O Brasil há pouco mais de uma semana fechou as portas, literalmente. O isolamento social se faz necessário, uma vez que é a única alternativa para desacelerar o contágio. Com ele o mundo também pisou no freio. Escolas fechadas, comércio, parques, igrejas, tudo, exatamente tudo. Apenas hospitais, farmácias, supermercados e postos de combustíveis seguem em pleno funcionamento.

Todos estão cortando da própria carne em prol de um bem comum. São as férias coletivas em que você não conseguirá gozá-las. É preciso focar no isolamento social! Os estudantes tiveram as férias antecipadas. E os pequenos empresários, até quando conseguirão manter-se de portas fechadas?

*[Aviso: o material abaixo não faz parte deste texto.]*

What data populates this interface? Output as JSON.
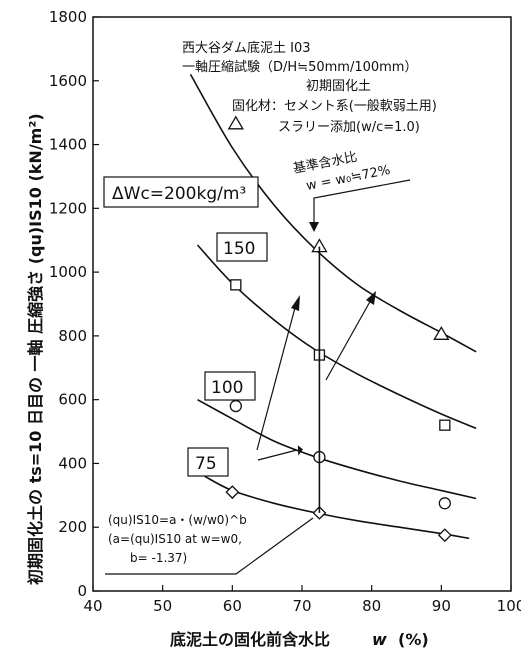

O mundo se dividirá em dois períodos: antes e depois do coronavírus. Tudo vai ser diferente a partir daqui. Especialistas já estimam um déficit incalculável na economia. O fim da pandemia dará início a uma sucessão de situações já previstas como fome, desemprego. O isolamento pode inclusive contribuir com o desenvolvimento de alguns transtornos mentais. Mas diante do desconhecido é preciso cautela, esperança, fé, cuidado, e principalmente solidariedade ao próximo.

Ambiente de startup: diversidade e colaboração são a tônica da nova economia.

É uma cadeia, um cíclo que desconhecemos o fim. Só esperamos que ele aconteça o mais breve possível, para o bem das pessoas, para o bem da economia e das futuras gerações.

Afinal, um vírus pode até nos paralisar por certo tempo, mas somos a nação da esperança.